Last updated Mar 14, 2017
Around 20% of adults have fatty liver disease, putting them at increased risk of heart disease, stroke and cancer, Oxford and University of Westminster researchers have revealed in a paper published in PLOS One.
The scientists have been studying images from the UK Biobank MRI imaging study, the world’s biggest study of its kind ever undertaken.
In the past, diagnosing liver disease has relied upon invasive biopsies, but LiverMultiScan DiscoverTM technology, developed from the University of Oxford by Perspectum Diagnostics, can identify people with disease in a painless and safe 15-minute scan.
Liver disease has been highlighted by Dame Sally Davies, the Chief Medical Officer, as a major public health concern. The research published shows that people with excess liver fat are more likely to have high blood pressure, coronary artery disease and diabetes.
Results from Perspectum Diagnostics are some of the first to come out of the imaging part of the UK Biobank resource, which plans to scan the hearts, brains and abdomens of 100,000 participants.
Perspectum Diagnostics’ Dr Rajarshi Banerjee, said it was exciting that the study was providing answers to important questions so quickly. “We know that fatty liver disease is a major health problem and it is important to develop new techniques that allow doctors to make quick and accurate diagnoses that don’t cause distress to patients,” he said.
Dr Louise Thomas, Senior Lecturer at the University of Westminster added: “Being able to look at the risk of liver fat in such a large population is a unique opportunity and will help us to understand more about how fatty liver disease develops.”

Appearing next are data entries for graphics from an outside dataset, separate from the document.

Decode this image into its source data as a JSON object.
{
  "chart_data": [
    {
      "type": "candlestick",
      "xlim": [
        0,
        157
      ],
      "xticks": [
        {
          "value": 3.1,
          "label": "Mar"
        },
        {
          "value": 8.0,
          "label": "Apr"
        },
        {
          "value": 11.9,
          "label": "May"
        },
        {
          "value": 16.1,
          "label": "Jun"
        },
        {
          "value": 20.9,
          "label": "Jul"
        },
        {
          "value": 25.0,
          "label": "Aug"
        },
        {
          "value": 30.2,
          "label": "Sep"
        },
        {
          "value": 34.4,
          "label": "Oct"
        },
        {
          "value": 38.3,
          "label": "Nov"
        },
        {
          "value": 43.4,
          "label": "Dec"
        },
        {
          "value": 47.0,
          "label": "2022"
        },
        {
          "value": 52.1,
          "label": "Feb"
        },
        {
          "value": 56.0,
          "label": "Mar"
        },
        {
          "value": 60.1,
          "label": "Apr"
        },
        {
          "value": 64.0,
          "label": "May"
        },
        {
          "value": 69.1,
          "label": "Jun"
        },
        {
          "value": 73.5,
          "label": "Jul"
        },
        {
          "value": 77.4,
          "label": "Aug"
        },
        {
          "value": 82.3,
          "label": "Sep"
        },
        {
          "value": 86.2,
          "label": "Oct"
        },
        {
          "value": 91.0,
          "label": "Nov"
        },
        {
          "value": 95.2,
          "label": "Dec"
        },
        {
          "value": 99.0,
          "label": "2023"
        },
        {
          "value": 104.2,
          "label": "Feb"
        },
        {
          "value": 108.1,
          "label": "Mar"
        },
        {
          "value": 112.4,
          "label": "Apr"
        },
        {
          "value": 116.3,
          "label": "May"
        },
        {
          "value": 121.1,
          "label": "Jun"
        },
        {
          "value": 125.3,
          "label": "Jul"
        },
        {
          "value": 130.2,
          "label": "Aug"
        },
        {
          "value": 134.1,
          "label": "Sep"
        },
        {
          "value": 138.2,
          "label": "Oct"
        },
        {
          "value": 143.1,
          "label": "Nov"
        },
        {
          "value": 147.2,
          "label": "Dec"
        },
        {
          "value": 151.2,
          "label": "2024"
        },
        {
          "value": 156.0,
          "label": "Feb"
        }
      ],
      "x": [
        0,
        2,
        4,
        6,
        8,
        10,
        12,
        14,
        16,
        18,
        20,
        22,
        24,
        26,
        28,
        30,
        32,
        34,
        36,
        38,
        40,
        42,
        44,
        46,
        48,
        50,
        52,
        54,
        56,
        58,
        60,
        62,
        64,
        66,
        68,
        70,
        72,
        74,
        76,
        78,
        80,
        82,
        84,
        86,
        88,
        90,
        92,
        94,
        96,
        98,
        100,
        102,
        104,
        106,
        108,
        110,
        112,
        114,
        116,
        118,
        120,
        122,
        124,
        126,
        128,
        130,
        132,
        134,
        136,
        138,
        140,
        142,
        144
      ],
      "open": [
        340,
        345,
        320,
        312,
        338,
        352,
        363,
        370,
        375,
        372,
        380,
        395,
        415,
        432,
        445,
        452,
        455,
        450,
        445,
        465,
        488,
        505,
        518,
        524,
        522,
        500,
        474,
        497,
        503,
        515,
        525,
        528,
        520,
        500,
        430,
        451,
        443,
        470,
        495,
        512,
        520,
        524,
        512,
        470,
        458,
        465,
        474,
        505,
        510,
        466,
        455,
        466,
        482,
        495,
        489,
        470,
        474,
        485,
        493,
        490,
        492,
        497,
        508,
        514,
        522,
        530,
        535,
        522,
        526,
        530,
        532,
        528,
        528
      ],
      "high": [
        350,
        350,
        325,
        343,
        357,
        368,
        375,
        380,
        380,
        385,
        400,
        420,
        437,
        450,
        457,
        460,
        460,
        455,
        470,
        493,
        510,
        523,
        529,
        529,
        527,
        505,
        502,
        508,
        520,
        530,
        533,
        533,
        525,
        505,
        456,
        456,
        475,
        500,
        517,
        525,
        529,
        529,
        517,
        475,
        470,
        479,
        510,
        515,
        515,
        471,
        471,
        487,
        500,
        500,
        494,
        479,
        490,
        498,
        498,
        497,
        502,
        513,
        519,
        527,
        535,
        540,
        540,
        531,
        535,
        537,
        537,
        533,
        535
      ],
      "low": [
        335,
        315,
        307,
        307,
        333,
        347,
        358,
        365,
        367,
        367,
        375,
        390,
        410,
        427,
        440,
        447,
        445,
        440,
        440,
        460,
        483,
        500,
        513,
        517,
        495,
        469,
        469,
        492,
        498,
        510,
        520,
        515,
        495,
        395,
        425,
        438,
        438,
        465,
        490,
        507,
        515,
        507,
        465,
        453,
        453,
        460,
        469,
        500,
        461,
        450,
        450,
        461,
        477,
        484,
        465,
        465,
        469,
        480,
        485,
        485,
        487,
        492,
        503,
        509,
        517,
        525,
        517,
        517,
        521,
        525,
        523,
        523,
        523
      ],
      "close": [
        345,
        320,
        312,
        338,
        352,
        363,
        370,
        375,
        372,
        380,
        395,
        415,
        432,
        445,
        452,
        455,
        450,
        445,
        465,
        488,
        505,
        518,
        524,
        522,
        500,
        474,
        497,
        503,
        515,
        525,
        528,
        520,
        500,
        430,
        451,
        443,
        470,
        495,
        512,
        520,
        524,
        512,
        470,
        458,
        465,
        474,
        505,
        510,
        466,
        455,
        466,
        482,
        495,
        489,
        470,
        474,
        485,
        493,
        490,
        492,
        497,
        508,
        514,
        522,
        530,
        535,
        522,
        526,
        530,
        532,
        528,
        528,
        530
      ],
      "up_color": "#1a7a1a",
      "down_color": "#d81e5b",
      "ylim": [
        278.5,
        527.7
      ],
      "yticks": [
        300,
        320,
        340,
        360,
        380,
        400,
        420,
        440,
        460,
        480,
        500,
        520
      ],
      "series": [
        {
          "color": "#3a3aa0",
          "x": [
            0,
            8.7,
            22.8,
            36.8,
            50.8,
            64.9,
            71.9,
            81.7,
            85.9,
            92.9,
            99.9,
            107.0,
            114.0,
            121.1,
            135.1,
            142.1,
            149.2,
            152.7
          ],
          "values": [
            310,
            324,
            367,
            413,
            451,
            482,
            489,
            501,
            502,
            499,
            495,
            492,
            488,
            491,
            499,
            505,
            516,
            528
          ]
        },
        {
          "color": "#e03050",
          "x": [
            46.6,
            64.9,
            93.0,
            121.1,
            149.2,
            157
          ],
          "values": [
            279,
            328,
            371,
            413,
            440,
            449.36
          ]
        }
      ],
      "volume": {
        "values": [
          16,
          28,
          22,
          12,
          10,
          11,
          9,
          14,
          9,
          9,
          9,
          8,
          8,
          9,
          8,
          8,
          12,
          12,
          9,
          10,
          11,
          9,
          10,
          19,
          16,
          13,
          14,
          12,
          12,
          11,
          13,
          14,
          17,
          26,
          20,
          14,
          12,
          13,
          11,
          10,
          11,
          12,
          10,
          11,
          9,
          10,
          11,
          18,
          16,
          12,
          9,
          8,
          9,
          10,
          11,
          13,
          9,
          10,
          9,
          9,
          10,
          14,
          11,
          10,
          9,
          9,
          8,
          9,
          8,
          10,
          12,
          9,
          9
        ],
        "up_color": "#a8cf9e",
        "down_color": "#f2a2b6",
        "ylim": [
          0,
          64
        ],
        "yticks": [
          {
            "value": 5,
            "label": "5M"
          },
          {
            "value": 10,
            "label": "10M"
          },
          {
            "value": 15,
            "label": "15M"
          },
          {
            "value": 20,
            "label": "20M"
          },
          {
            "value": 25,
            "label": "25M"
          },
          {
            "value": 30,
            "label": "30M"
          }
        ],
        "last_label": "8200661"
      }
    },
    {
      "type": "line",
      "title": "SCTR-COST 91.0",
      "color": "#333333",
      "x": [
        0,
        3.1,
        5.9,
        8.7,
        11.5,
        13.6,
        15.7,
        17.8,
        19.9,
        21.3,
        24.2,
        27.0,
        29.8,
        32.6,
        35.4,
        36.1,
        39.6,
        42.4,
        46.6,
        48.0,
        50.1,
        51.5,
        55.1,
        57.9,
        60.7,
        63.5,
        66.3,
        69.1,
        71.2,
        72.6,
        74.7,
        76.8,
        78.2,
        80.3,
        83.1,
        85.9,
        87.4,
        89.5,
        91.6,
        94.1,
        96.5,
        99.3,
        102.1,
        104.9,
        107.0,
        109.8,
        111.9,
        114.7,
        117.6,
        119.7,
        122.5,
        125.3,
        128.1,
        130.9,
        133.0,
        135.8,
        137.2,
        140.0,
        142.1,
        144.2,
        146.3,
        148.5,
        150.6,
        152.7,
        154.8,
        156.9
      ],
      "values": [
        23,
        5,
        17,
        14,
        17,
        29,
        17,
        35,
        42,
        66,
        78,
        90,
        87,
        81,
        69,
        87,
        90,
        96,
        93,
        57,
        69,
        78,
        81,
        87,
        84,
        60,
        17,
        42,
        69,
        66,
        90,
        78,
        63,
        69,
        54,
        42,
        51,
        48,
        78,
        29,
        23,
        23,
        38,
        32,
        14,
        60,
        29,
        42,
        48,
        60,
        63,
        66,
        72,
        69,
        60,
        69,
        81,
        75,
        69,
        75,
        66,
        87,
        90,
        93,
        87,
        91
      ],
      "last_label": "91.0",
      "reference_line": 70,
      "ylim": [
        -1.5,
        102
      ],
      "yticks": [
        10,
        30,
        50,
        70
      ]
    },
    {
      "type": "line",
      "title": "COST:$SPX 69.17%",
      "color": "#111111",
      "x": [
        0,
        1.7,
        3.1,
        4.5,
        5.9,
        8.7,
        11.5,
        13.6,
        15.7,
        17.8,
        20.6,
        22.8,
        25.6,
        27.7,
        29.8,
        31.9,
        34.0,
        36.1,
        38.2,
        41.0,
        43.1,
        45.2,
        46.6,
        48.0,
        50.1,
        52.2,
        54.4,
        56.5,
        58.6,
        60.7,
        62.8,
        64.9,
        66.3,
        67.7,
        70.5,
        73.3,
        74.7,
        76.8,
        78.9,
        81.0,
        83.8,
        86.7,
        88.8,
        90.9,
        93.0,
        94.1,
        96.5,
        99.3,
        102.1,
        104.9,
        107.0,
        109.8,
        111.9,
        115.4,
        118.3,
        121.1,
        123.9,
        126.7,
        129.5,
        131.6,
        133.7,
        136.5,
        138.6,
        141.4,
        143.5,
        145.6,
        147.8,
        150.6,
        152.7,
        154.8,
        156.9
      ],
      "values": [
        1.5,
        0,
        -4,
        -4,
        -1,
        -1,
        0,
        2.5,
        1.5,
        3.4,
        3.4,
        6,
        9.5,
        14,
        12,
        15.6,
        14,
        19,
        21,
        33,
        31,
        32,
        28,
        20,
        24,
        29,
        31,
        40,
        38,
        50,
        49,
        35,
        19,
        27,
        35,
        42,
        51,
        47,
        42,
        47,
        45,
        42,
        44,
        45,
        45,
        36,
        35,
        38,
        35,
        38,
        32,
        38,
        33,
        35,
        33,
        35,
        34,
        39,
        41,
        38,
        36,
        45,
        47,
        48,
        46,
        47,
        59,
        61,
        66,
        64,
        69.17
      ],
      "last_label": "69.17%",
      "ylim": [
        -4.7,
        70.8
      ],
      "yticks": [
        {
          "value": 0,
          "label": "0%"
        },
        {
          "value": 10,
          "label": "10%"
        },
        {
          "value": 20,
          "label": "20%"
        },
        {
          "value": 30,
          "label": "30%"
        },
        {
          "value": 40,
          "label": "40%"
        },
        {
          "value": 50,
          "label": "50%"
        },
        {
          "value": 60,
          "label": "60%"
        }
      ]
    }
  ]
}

Professor Cathie Sudlow, UK Biobank’s Chief Scientist, welcomed the development. “The goal of UK Biobank is to improve health. It is exciting to see these advances emerging from the resource, which is becoming increasingly valuable over time. We look forward to seeing further results of relevance to understanding and treating major diseases as the resource matures.”
This study was a joint project between scientists from Perspectum Diagnostics, and the University of Westminster, as part of an Innovate UK Knowledge Transfer Partnership. The work was done in collaboration with Imperial College London.